Pourquoi un fond de style 49 000 $ convient toujours, même si 2026 reste économiquement ennuyeux
Assemblez les pièces et le chemin est assez simple.
La situation macroéconomique semble suffisamment résiliente pour qu’un événement de risque mondial synchronisé s’échappe de la voie centrale. Les probabilités de récession de Polymarket le reflètent. Les prévisionnistes de la croissance, le FMI, la Banque mondiale, l’OCDE, siègent dans le même voisinage.

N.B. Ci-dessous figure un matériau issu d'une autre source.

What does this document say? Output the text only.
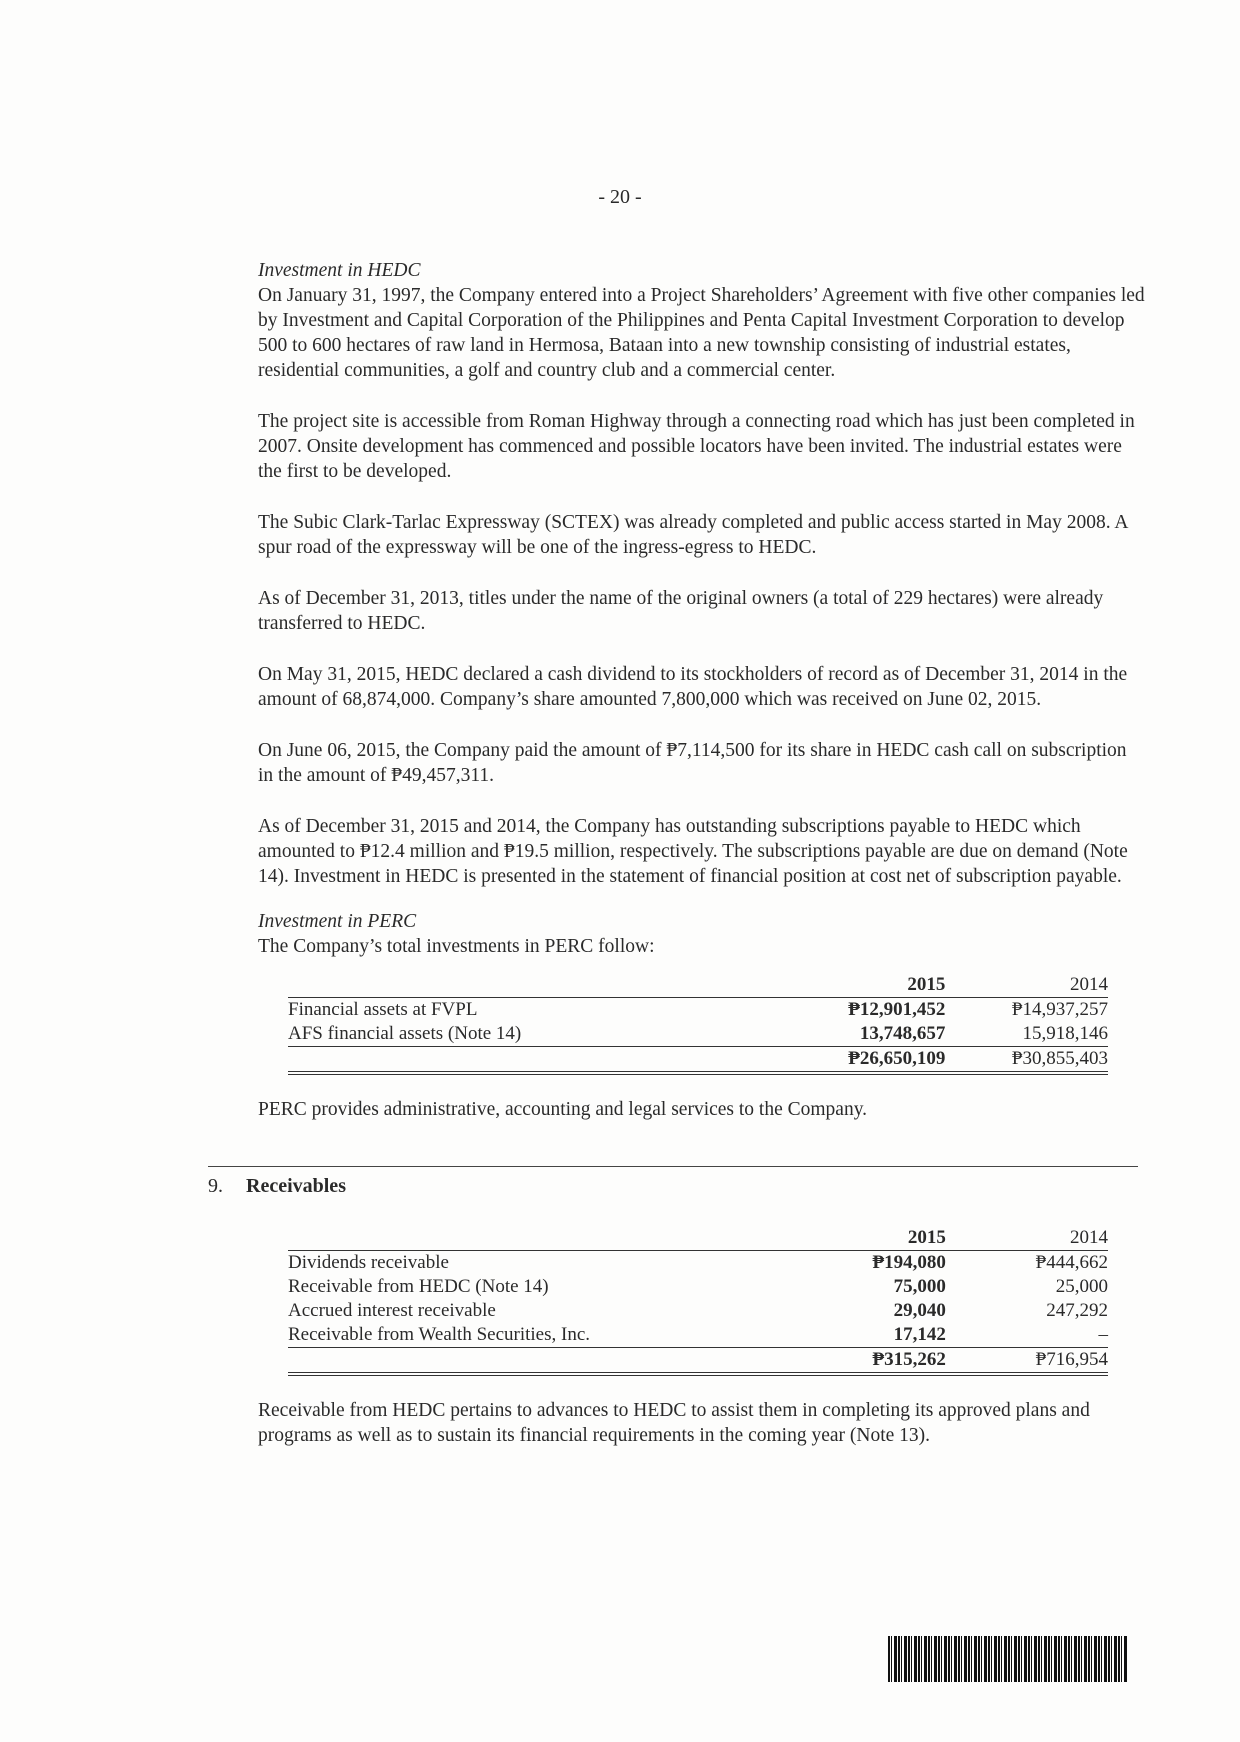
- 20 -
Investment in HEDC

On January 31, 1997, the Company entered into a Project Shareholders’ Agreement with five other companies led by Investment and Capital Corporation of the Philippines and Penta Capital Investment Corporation to develop 500 to 600 hectares of raw land in Hermosa, Bataan into a new township consisting of industrial estates, residential communities, a golf and country club and a commercial center.

The project site is accessible from Roman Highway through a connecting road which has just been completed in 2007. Onsite development has commenced and possible locators have been invited. The industrial estates were the first to be developed.

The Subic Clark-Tarlac Expressway (SCTEX) was already completed and public access started in May 2008. A spur road of the expressway will be one of the ingress-egress to HEDC.

As of December 31, 2013, titles under the name of the original owners (a total of 229 hectares) were already transferred to HEDC.

On May 31, 2015, HEDC declared a cash dividend to its stockholders of record as of December 31, 2014 in the amount of 68,874,000. Company’s share amounted 7,800,000 which was received on June 02, 2015.

On June 06, 2015, the Company paid the amount of ₱7,114,500 for its share in HEDC cash call on subscription in the amount of ₱49,457,311.

As of December 31, 2015 and 2014, the Company has outstanding subscriptions payable to HEDC which amounted to ₱12.4 million and ₱19.5 million, respectively. The subscriptions payable are due on demand (Note 14). Investment in HEDC is presented in the statement of financial position at cost net of subscription payable.

Investment in PERC

The Company’s total investments in PERC follow:

	2015	2014
Financial assets at FVPL	₱12,901,452	₱14,937,257
AFS financial assets (Note 14)	13,748,657	15,918,146
	₱26,650,109	₱30,855,403

PERC provides administrative, accounting and legal services to the Company.

9. Receivables
	2015	2014
Dividends receivable	₱194,080	₱444,662
Receivable from HEDC (Note 14)	75,000	25,000
Accrued interest receivable	29,040	247,292
Receivable from Wealth Securities, Inc.	17,142	–
	₱315,262	₱716,954

Receivable from HEDC pertains to advances to HEDC to assist them in completing its approved plans and programs as well as to sustain its financial requirements in the coming year (Note 13).
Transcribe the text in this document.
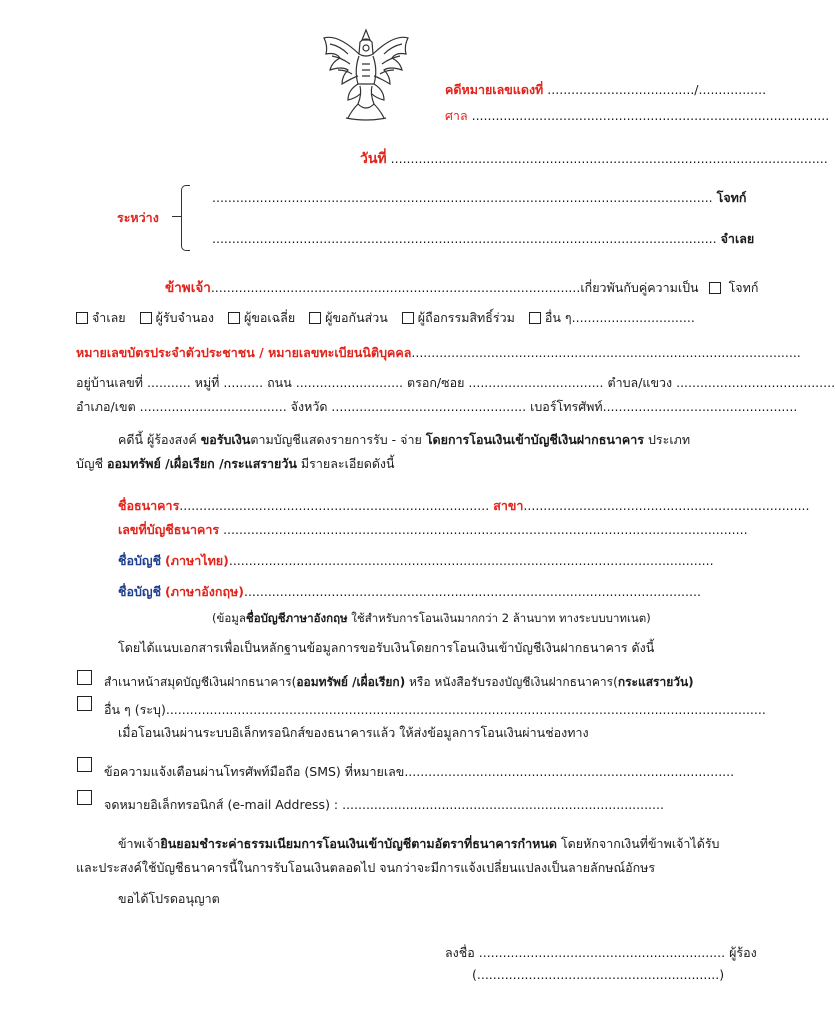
คดีหมายเลขแดงที่ ...................................../.................
ศาล ..........................................................................................
วันที่ ..............................................................................................................
ระหว่าง
.............................................................................................................................. โจทก์
............................................................................................................................... จำเลย
ข้าพเจ้า.............................................................................................เกี่ยวพันกับคู่ความเป็น โจทก์
จำเลย ผู้รับจำนอง ผู้ขอเฉลี่ย ผู้ขอกันส่วน ผู้ถือกรรมสิทธิ์ร่วม อื่น ๆ...............................
หมายเลขบัตรประจำตัวประชาชน / หมายเลขทะเบียนนิติบุคคล..................................................................................................
อยู่บ้านเลขที่ ........... หมู่ที่ .......... ถนน ........................... ตรอก/ซอย .................................. ตำบล/แขวง ........................................
อำเภอ/เขต ..................................... จังหวัด ................................................. เบอร์โทรศัพท์.................................................
คดีนี้ ผู้ร้องสงค์ ขอรับเงินตามบัญชีแสดงรายการรับ - จ่าย โดยการโอนเงินเข้าบัญชีเงินฝากธนาคาร ประเภท
บัญชี ออมทรัพย์ /เผื่อเรียก /กระแสรายวัน มีรายละเอียดดังนี้
ชื่อธนาคาร.............................................................................. สาขา........................................................................
เลขที่บัญชีธนาคาร ....................................................................................................................................
ชื่อบัญชี (ภาษาไทย)..........................................................................................................................
ชื่อบัญชี (ภาษาอังกฤษ)...................................................................................................................
(ข้อมูลชื่อบัญชีภาษาอังกฤษ ใช้สำหรับการโอนเงินมากกว่า 2 ล้านบาท ทางระบบบาทเนต)
โดยได้แนบเอกสารเพื่อเป็นหลักฐานข้อมูลการขอรับเงินโดยการโอนเงินเข้าบัญชีเงินฝากธนาคาร ดังนี้
สำเนาหน้าสมุดบัญชีเงินฝากธนาคาร(ออมทรัพย์ /เผื่อเรียก) หรือ หนังสือรับรองบัญชีเงินฝากธนาคาร(กระแสรายวัน)
อื่น ๆ (ระบุ).......................................................................................................................................................
เมื่อโอนเงินผ่านระบบอิเล็กทรอนิกส์ของธนาคารแล้ว ให้ส่งข้อมูลการโอนเงินผ่านช่องทาง
ข้อความแจ้งเตือนผ่านโทรศัพท์มือถือ (SMS) ที่หมายเลข...................................................................................
จดหมายอิเล็กทรอนิกส์ (e-mail Address) : .................................................................................
ข้าพเจ้ายินยอมชำระค่าธรรมเนียมการโอนเงินเข้าบัญชีตามอัตราที่ธนาคารกำหนด โดยหักจากเงินที่ข้าพเจ้าได้รับ
และประสงค์ใช้บัญชีธนาคารนี้ในการรับโอนเงินตลอดไป จนกว่าจะมีการแจ้งเปลี่ยนแปลงเป็นลายลักษณ์อักษร
ขอได้โปรดอนุญาต
ลงชื่อ .............................................................. ผู้ร้อง
(.............................................................)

Les composants internes de Bitcoin semblent toujours tendus, les frais en tant que part des revenus des mineurs ont été minimes, les flux d’ETF ont montré de réelles fenêtres d’aversion au risque et le marché des frais a semblé léthargique sur Mempool.
Cette combinaison crée des tensions.
La tension se résout généralement avec un mouvement rapide, deux ou trois jambes plus basses, un moment où l’effet de levier est rincé et une nouvelle base d’acheteurs intervient avec conviction.
Ma zone de 49 000 $ à 52 000 $ reste mon scénario de base pour ce type de transfert. C’est suffisamment proche pour paraître plausible à partir d’ici, et c’est suffisamment propre psychologiquement pour attirer de la taille, en particulier de la part des répartiteurs qui attendaient moins de 50 000 $ pour traiter Bitcoin comme un inventaire.
Les caractères génériques de macro existent toujours, et ils le seront toujours. La géopolitique peut toujours briser le monde des prévisions. Le marché d’une escalade entre la Chine et Taiwan a été activement négocié sur Polymarket, et ces probabilités évoluent rapidement lorsque les gros titres font la une des journaux.
Ma concentration reste volontairement ennuyeuse. Frais, flux ETF, comportement des mineurs.
Si ceux-ci restent faibles alors que les prix continuent de saigner, les chances d’une forte hausse jusqu’à 40 000 $ restent vivantes, même si l’économie mondiale continue d’avancer péniblement et que les actions continuent d’agir comme si de rien n’était.